You know you started the conversation by saying, “Now how do I get into business instead of working on a small island,” and often these are the small islands where people are comfortable doing what they’ve always done, and yet the business requires them to change that and it is so difficult.
There are lots of things we do. We build a lot of innovations gyms for example and we make games very useful to help the mind relax and begin to see how creative you can be. We have several of those coming up, and the innovation gym makes it manageable and next thing you know they trust it. It’s not an intellectual discussion about how I have to be more innovative. It’s an actual in where I can see how to do it and once you get going on that, they begin to do it. The next thing you know, it becomes what we do, so it’s part of the process.
Roger: Great, well that’s probably a pretty good place to break off Andi. Let me remind our audience that we’re speaking with Andi Simon, corporate anthropologist and author of the new book “On the Brink: A Fresh Lens to Take Your Business to New Heights.”
Andi, how can our listeners find you and your content online?
Andi Simon: Thanks so much Roger for the opportunity. The book is at andisimon.com and that’s A-N-D-I-S-I-M-O-N dot com. The website for our business is simonassociates.net and on that website we have lots of tools you can use, white papers, videos and other things. We’re very much into being helpers because at the end of the day, you need to be able to have an epiphany about where you’re going and how to get there.

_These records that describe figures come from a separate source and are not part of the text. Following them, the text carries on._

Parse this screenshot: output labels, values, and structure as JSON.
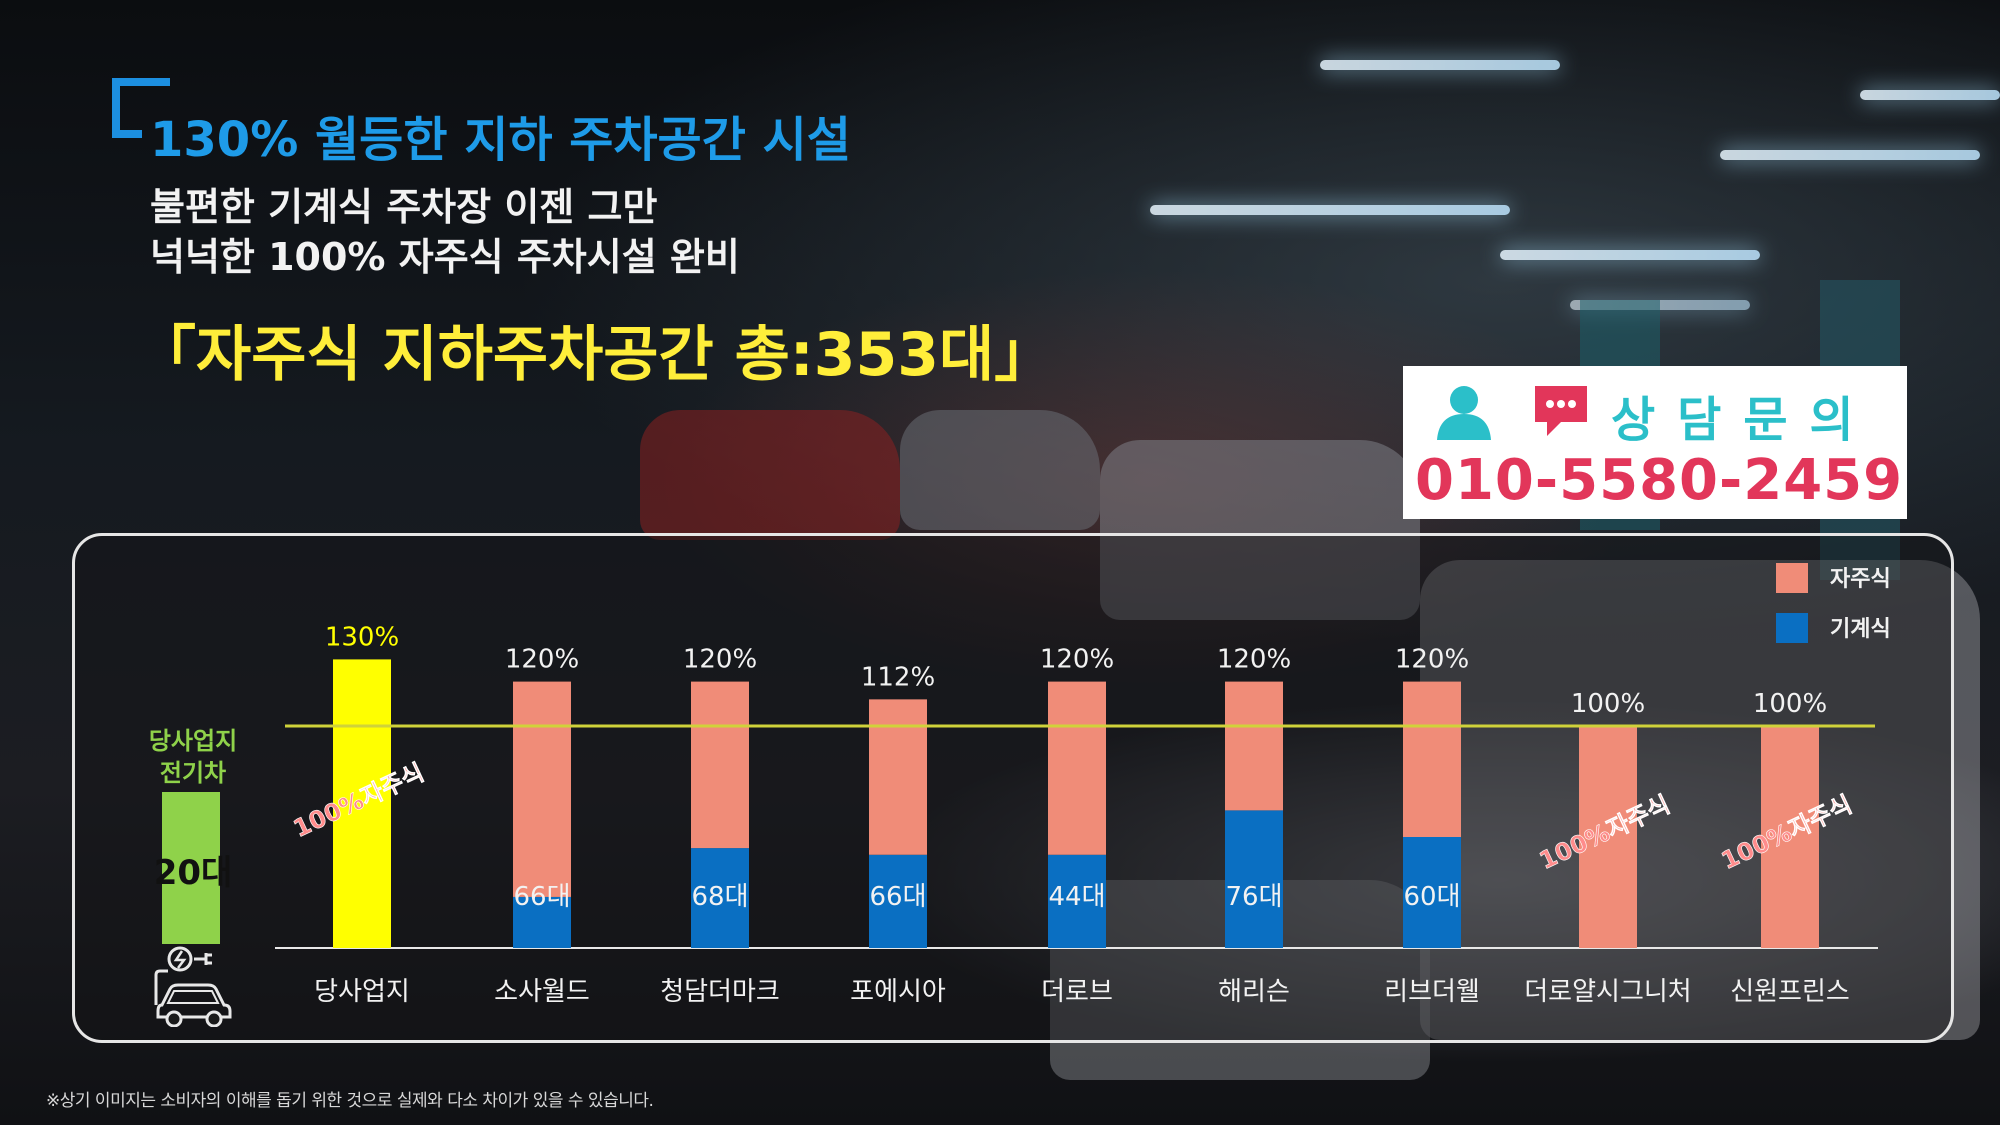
{
  "header": {
    "headline": "130% 월등한 지하 주차공간 시설",
    "sub_line1": "불편한 기계식 주차장 이젠 그만",
    "sub_line2": "넉넉한 100% 자주식 주차시설 완비",
    "highlight": "「자주식 지하주차공간 총:353대」"
  },
  "contact": {
    "label": "상담문의",
    "phone": "010-5580-2459",
    "icons": [
      "person-icon",
      "chat-bubble-icon"
    ],
    "label_color": "#2bbfc9",
    "phone_color": "#e2365a"
  },
  "ev": {
    "label_line1": "당사업지",
    "label_line2": "전기차",
    "count": "20대",
    "icon": "ev-car-charging-icon"
  },
  "chart_data": {
    "type": "bar",
    "stacked": true,
    "categories": [
      "당사업지",
      "소사월드",
      "청담더마크",
      "포에시아",
      "더로브",
      "해리슨",
      "리브더웰",
      "더로얄시그니처",
      "신원프린스"
    ],
    "totals": [
      130,
      120,
      120,
      112,
      120,
      120,
      120,
      100,
      100
    ],
    "total_labels": [
      "130%",
      "120%",
      "120%",
      "112%",
      "120%",
      "120%",
      "120%",
      "100%",
      "100%"
    ],
    "series": [
      {
        "name": "자주식",
        "color": "#f08c78",
        "values": [
          130,
          97,
          75,
          70,
          78,
          58,
          70,
          100,
          100
        ]
      },
      {
        "name": "기계식",
        "color": "#0a6fc2",
        "values": [
          0,
          23,
          45,
          42,
          42,
          62,
          50,
          0,
          0
        ]
      }
    ],
    "mechanical_labels": [
      "",
      "66대",
      "68대",
      "66대",
      "44대",
      "76대",
      "60대",
      "",
      ""
    ],
    "diagonal_labels": [
      "100%자주식",
      "",
      "",
      "",
      "",
      "",
      "",
      "100%자주식",
      "100%자주식"
    ],
    "highlight_color": "#ffff00",
    "reference_line": 100,
    "ylim": [
      0,
      140
    ],
    "legend_position": "top-right"
  },
  "footnote": "※상기 이미지는 소비자의 이해를 돕기 위한 것으로 실제와 다소 차이가 있을 수 있습니다."
}
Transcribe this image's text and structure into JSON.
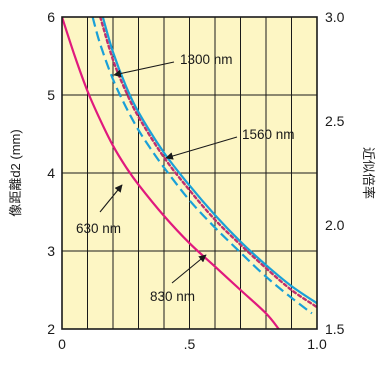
{
  "chart_data": {
    "type": "line",
    "title": "",
    "xlabel": "",
    "ylabel": "像距離d2 (mm)",
    "y2label": "近似倍率",
    "xlim": [
      0,
      1.0
    ],
    "ylim": [
      2,
      6
    ],
    "y2lim": [
      1.5,
      3.0
    ],
    "x_ticks": [
      "0",
      ".5",
      "1.0"
    ],
    "y_ticks": [
      "2",
      "3",
      "4",
      "5",
      "6"
    ],
    "y2_ticks": [
      "1.5",
      "2.0",
      "2.5",
      "3.0"
    ],
    "grid": true,
    "background_color": "#fdf6c4",
    "series": [
      {
        "name": "630 nm",
        "color": "#e0197d",
        "dash": "solid",
        "x": [
          0.0,
          0.05,
          0.1,
          0.15,
          0.2,
          0.25,
          0.3,
          0.4,
          0.5,
          0.6,
          0.7,
          0.8,
          0.85
        ],
        "y": [
          6.0,
          5.5,
          5.05,
          4.68,
          4.35,
          4.08,
          3.85,
          3.45,
          3.1,
          2.8,
          2.5,
          2.2,
          2.0
        ]
      },
      {
        "name": "830 nm",
        "color": "#1aa0d8",
        "dash": "dashed",
        "x": [
          0.12,
          0.15,
          0.2,
          0.25,
          0.3,
          0.35,
          0.4,
          0.5,
          0.6,
          0.7,
          0.8,
          0.9,
          0.98
        ],
        "y": [
          6.0,
          5.65,
          5.2,
          4.85,
          4.55,
          4.3,
          4.07,
          3.65,
          3.3,
          2.98,
          2.67,
          2.4,
          2.2
        ]
      },
      {
        "name": "1300 nm",
        "color": "#c0306e",
        "dash": "dotted",
        "x": [
          0.15,
          0.2,
          0.25,
          0.3,
          0.4,
          0.5,
          0.6,
          0.7,
          0.8,
          0.9,
          1.0
        ],
        "y": [
          6.0,
          5.45,
          5.05,
          4.72,
          4.2,
          3.78,
          3.4,
          3.08,
          2.78,
          2.5,
          2.28
        ]
      },
      {
        "name": "1560 nm",
        "color": "#1aa0d8",
        "dash": "solid",
        "x": [
          0.16,
          0.2,
          0.25,
          0.3,
          0.4,
          0.5,
          0.6,
          0.7,
          0.8,
          0.9,
          1.0
        ],
        "y": [
          6.0,
          5.55,
          5.12,
          4.78,
          4.26,
          3.84,
          3.46,
          3.12,
          2.82,
          2.55,
          2.33
        ]
      }
    ]
  }
}
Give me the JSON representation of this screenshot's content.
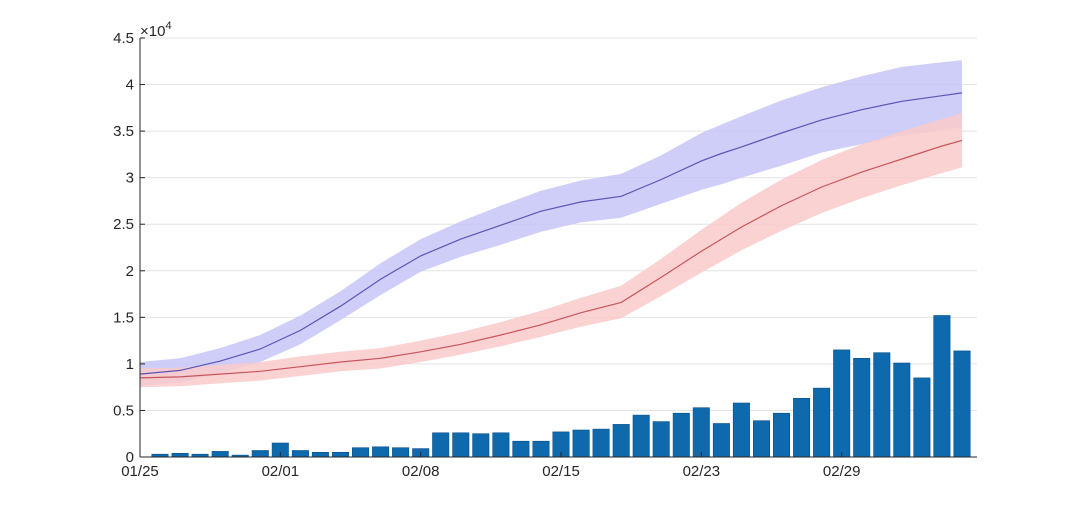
{
  "chart_data": {
    "type": "bar+line",
    "title": "",
    "xlabel": "",
    "ylabel": "",
    "y_scale_label": "×10",
    "y_scale_exponent": "4",
    "x_index_range": [
      0,
      41
    ],
    "ylim": [
      0,
      4.5
    ],
    "grid": true,
    "x_ticks": [
      {
        "index": 0,
        "label": "01/25"
      },
      {
        "index": 7,
        "label": "02/01"
      },
      {
        "index": 14,
        "label": "02/08"
      },
      {
        "index": 21,
        "label": "02/15"
      },
      {
        "index": 28,
        "label": "02/23"
      },
      {
        "index": 35,
        "label": "02/29"
      }
    ],
    "y_ticks": [
      {
        "value": 0,
        "label": "0"
      },
      {
        "value": 0.5,
        "label": "0.5"
      },
      {
        "value": 1,
        "label": "1"
      },
      {
        "value": 1.5,
        "label": "1.5"
      },
      {
        "value": 2,
        "label": "2"
      },
      {
        "value": 2.5,
        "label": "2.5"
      },
      {
        "value": 3,
        "label": "3"
      },
      {
        "value": 3.5,
        "label": "3.5"
      },
      {
        "value": 4,
        "label": "4"
      },
      {
        "value": 4.5,
        "label": "4.5"
      }
    ],
    "bars": {
      "name": "daily",
      "color": "#0e6aad",
      "x": [
        1,
        2,
        3,
        4,
        5,
        6,
        7,
        8,
        9,
        10,
        11,
        12,
        13,
        14,
        15,
        16,
        17,
        18,
        19,
        20,
        21,
        22,
        23,
        24,
        25,
        26,
        27,
        28,
        29,
        30,
        31,
        32,
        33,
        34,
        35,
        36,
        37,
        38,
        39,
        40,
        41
      ],
      "values": [
        0.03,
        0.04,
        0.03,
        0.06,
        0.02,
        0.07,
        0.15,
        0.07,
        0.05,
        0.05,
        0.1,
        0.11,
        0.1,
        0.09,
        0.26,
        0.26,
        0.25,
        0.26,
        0.17,
        0.17,
        0.27,
        0.29,
        0.3,
        0.35,
        0.45,
        0.38,
        0.47,
        0.53,
        0.36,
        0.58,
        0.39,
        0.47,
        0.63,
        0.74,
        1.15,
        1.06,
        1.12,
        1.01,
        0.85,
        1.52,
        1.14
      ]
    },
    "series": [
      {
        "name": "blue",
        "line_color": "#5a55b8",
        "band_color": "#c5c5f7",
        "x": [
          0,
          2,
          4,
          6,
          8,
          10,
          12,
          14,
          16,
          18,
          20,
          22,
          24,
          26,
          28,
          29,
          30,
          32,
          34,
          36,
          38,
          40,
          41
        ],
        "values": [
          0.89,
          0.93,
          1.03,
          1.16,
          1.36,
          1.62,
          1.91,
          2.16,
          2.34,
          2.49,
          2.64,
          2.74,
          2.8,
          2.98,
          3.18,
          3.26,
          3.33,
          3.48,
          3.62,
          3.73,
          3.82,
          3.88,
          3.91
        ],
        "lower": [
          0.77,
          0.8,
          0.9,
          1.02,
          1.21,
          1.47,
          1.74,
          1.99,
          2.15,
          2.28,
          2.42,
          2.52,
          2.57,
          2.72,
          2.87,
          2.93,
          3.0,
          3.13,
          3.27,
          3.36,
          3.45,
          3.51,
          3.54
        ],
        "upper": [
          1.02,
          1.06,
          1.17,
          1.31,
          1.52,
          1.78,
          2.08,
          2.34,
          2.53,
          2.7,
          2.86,
          2.97,
          3.04,
          3.24,
          3.48,
          3.57,
          3.66,
          3.83,
          3.97,
          4.09,
          4.19,
          4.24,
          4.26
        ]
      },
      {
        "name": "red",
        "line_color": "#c9555c",
        "band_color": "#f9caca",
        "x": [
          0,
          2,
          4,
          6,
          8,
          10,
          12,
          14,
          16,
          18,
          20,
          22,
          24,
          26,
          28,
          30,
          32,
          34,
          36,
          38,
          40,
          41
        ],
        "values": [
          0.85,
          0.86,
          0.89,
          0.92,
          0.97,
          1.02,
          1.06,
          1.13,
          1.21,
          1.31,
          1.42,
          1.55,
          1.66,
          1.93,
          2.21,
          2.47,
          2.7,
          2.9,
          3.06,
          3.2,
          3.34,
          3.4
        ],
        "lower": [
          0.75,
          0.76,
          0.79,
          0.82,
          0.87,
          0.92,
          0.95,
          1.02,
          1.1,
          1.19,
          1.29,
          1.4,
          1.49,
          1.73,
          1.98,
          2.22,
          2.43,
          2.62,
          2.78,
          2.92,
          3.05,
          3.11
        ],
        "upper": [
          0.95,
          0.96,
          0.99,
          1.02,
          1.08,
          1.13,
          1.17,
          1.25,
          1.34,
          1.45,
          1.57,
          1.71,
          1.84,
          2.13,
          2.44,
          2.73,
          2.98,
          3.19,
          3.36,
          3.5,
          3.63,
          3.69
        ]
      }
    ]
  }
}
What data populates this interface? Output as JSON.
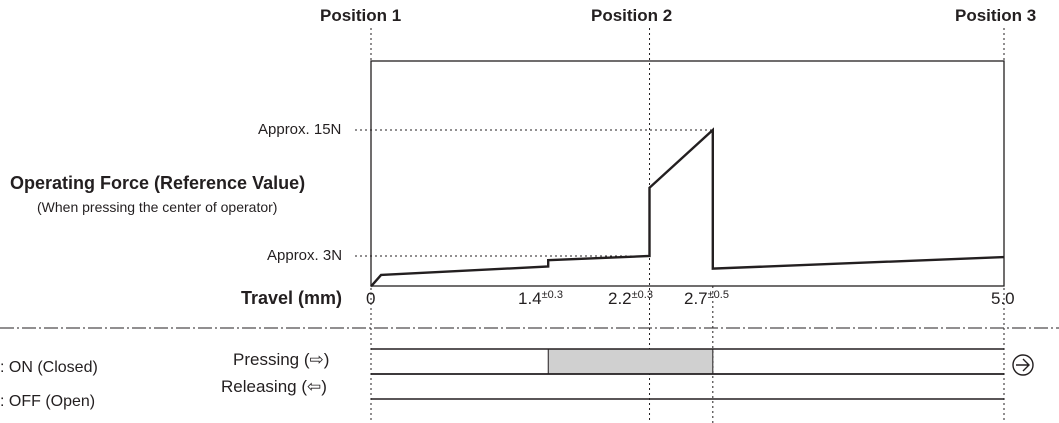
{
  "chart_data": {
    "type": "line",
    "positions": [
      "Position 1",
      "Position 2",
      "Position 3"
    ],
    "ylabel": "Operating Force (Reference Value)",
    "ylabel_note": "(When pressing the center of operator)",
    "y_reference_labels": [
      "Approx. 15N",
      "Approx. 3N"
    ],
    "y_reference_values": [
      15,
      3
    ],
    "xlabel": "Travel (mm)",
    "xlim": [
      0,
      5.0
    ],
    "x_ticks": [
      {
        "value": 0,
        "label": "0",
        "tolerance": ""
      },
      {
        "value": 1.4,
        "label": "1.4",
        "tolerance": "±0.3"
      },
      {
        "value": 2.2,
        "label": "2.2",
        "tolerance": "±0.3"
      },
      {
        "value": 2.7,
        "label": "2.7",
        "tolerance": "±0.5"
      },
      {
        "value": 5.0,
        "label": "5.0",
        "tolerance": ""
      }
    ],
    "series": [
      {
        "x": [
          0,
          0.08,
          1.4,
          1.4,
          2.2,
          2.2,
          2.7,
          2.7,
          5.0
        ],
        "y": [
          0.1,
          1.2,
          2.0,
          2.6,
          3.0,
          9.5,
          15.0,
          1.8,
          2.9
        ]
      }
    ],
    "switch_timing": {
      "rows": [
        {
          "label": "Pressing (⇨)",
          "on_start": 1.4,
          "on_end": 2.7
        },
        {
          "label": "Releasing (⇦)",
          "on_start": null,
          "on_end": null
        }
      ],
      "legend": [
        ": ON (Closed)",
        ": OFF (Open)"
      ],
      "on_color": "#d0d0d0",
      "end_icon": "right-arrow-circle-icon"
    }
  }
}
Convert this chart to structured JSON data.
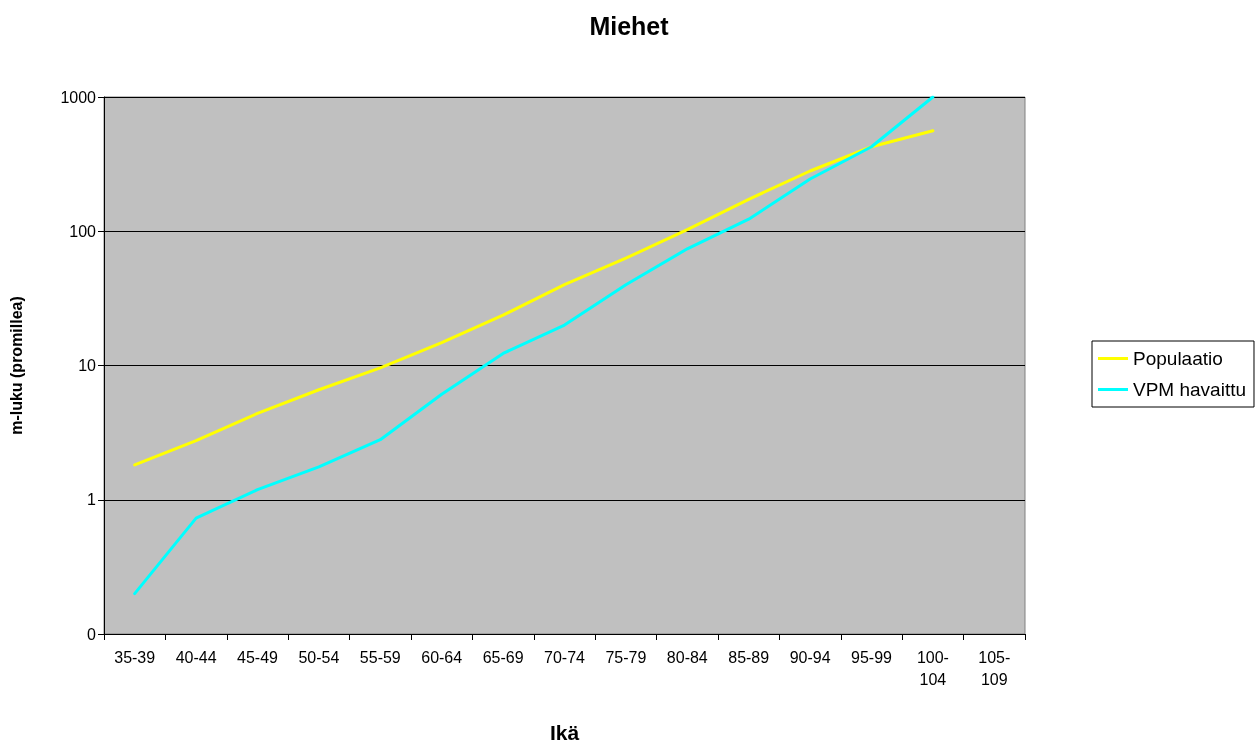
{
  "chart_data": {
    "type": "line",
    "title": "Miehet",
    "xlabel": "Ikä",
    "ylabel": "m-luku (promillea)",
    "categories": [
      "35-39",
      "40-44",
      "45-49",
      "50-54",
      "55-59",
      "60-64",
      "65-69",
      "70-74",
      "75-79",
      "80-84",
      "85-89",
      "90-94",
      "95-99",
      "100-104",
      "105-109"
    ],
    "series": [
      {
        "name": "Populaatio",
        "color": "#ffff00",
        "values": [
          1.82,
          2.76,
          4.4,
          6.6,
          9.6,
          14.8,
          23.7,
          40,
          63,
          103,
          173,
          281,
          426,
          560,
          null
        ]
      },
      {
        "name": "VPM havaittu",
        "color": "#00ffff",
        "values": [
          0.2,
          0.73,
          1.19,
          1.76,
          2.8,
          6.1,
          12.3,
          20,
          40,
          74,
          123,
          245,
          426,
          1000,
          null
        ]
      }
    ],
    "log": "y",
    "ylim": [
      0.1,
      1000
    ],
    "yticks": [
      {
        "value": 0.1,
        "label": "0"
      },
      1,
      10,
      100,
      1000
    ],
    "grid": "y",
    "legend": "right",
    "marker": "none",
    "line_style": "solid"
  }
}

What we like to do is provide you with the tools you need to get that process going.
Roger: Great, well we will link to those places, to On the Brink and to any other resources we talked about on the show notes page at rogerdooley.com/podcast and we’ll have a full text transcript of our conversation there too in a convenient, nicely-formatted pdf.
Andi, thanks for being on the show.
Andi Simon: What a pleasure. Thank you so much Roger.